Speaker
Description
The aim of this research was to explore the potential of profile likelihoods for identifiability analysis in the context of real enzyme kinetics data, collected ourselves.
Parameter identifiability concerns the question of whether the type of experimental data we have collected properly determines the parameters of our mathematical models. Identifiability issues arise because not all biological variables involved in the system can be measured, and even those that can be measured can be structurally decoupled from some of the parameters of interest. Although structural non-identifiability is in principle an all-or-nothing concept, in practice parameters may also be only weakly identified or may be practically non-identifiable given finite data. Profile likelihood has proven to be one of the few promising general methods of identifiability analysis that is applicable to multi-parameter, nonlinear problems, but it has not yet been widely adopted in the mathematical/computational biology community. Thus we sought to further explore its usefulness for typical models in this area, and using real experimental (as opposed to synthetic) data.

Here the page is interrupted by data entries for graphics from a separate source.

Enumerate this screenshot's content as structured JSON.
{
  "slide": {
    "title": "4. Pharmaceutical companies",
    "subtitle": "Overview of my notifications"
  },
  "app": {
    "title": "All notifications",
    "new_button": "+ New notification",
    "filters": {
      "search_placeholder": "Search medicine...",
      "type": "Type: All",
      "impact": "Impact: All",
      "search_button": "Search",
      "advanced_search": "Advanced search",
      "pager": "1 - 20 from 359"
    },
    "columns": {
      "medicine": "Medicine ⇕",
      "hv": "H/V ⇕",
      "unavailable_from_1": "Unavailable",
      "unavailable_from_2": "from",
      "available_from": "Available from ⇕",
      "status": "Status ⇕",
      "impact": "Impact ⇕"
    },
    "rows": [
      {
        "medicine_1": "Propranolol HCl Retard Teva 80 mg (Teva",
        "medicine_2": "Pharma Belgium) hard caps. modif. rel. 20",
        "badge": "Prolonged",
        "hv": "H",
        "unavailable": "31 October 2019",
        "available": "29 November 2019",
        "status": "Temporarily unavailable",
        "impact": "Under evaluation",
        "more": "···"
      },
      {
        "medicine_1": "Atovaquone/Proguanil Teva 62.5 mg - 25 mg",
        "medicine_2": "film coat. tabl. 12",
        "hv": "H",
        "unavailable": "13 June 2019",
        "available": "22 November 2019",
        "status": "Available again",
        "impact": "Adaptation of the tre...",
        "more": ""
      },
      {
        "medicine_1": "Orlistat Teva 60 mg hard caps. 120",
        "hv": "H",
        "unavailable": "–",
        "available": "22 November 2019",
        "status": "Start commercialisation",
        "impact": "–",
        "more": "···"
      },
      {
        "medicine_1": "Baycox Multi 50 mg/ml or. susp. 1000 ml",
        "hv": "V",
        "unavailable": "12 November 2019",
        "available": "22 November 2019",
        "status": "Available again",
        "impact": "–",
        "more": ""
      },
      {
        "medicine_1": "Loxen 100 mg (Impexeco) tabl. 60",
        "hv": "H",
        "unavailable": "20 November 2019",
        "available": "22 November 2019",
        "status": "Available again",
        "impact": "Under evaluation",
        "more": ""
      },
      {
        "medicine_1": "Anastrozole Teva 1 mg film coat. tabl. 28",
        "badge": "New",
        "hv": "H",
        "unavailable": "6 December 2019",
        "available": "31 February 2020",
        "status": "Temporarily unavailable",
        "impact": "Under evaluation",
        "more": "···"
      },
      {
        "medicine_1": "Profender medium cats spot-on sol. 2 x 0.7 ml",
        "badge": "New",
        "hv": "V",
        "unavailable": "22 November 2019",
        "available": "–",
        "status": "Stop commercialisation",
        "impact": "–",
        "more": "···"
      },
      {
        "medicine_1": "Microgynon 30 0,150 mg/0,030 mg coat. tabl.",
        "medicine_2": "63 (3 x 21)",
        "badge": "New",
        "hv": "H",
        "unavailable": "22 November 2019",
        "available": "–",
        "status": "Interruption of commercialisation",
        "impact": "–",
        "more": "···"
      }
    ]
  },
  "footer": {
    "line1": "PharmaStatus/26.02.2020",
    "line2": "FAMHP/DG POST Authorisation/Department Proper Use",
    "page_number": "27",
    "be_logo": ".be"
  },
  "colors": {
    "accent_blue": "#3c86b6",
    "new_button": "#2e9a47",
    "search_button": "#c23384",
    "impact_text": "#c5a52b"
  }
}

In this study, we collected data on the activity of the enzyme tissue plasminogen activator (tPA) under variety of scenarios, including different initial substrate and pH levels. We developed a series of simple reaction kinetics models, including both Michaelis-Menten velocity-concentration models and full time-dependent ODE models, and generated profile likelihoods under the various experimental conditions. For the simple Michaelis-Menten model we found that parameters were generally identifiable/weakly identifiable but tended to become less identifiable (approaching practical non-identifiability) at lower pH levels. On the other hand, individual parameters of the full ODE model of enzyme kinetics showed full structural non-identifiability. This led us to consider the identifiability of targeted ‘interest’ parameters, motivated by the parameters in the simpler system. Using this approach we found that certain combinations of rate parameters, corresponding to those in the simpler Michaelis-Menten model, were better identified in the full model.
Overall we found profile likelihood to be a promising technique for identifiability analysis of enzyme kinetics models. For complex models, however, choosing targeted interest parameters appears to be essential to avoid structural non-identifiability. Further work is needed on systematically motivating these interest parameters based on, for example, simpler models and/or model reduction procedures. In the context of tPA kinetics, more complex reactions involving the inhibitor neuroserpin and interactions of H+ ions with the enzyme should be considered.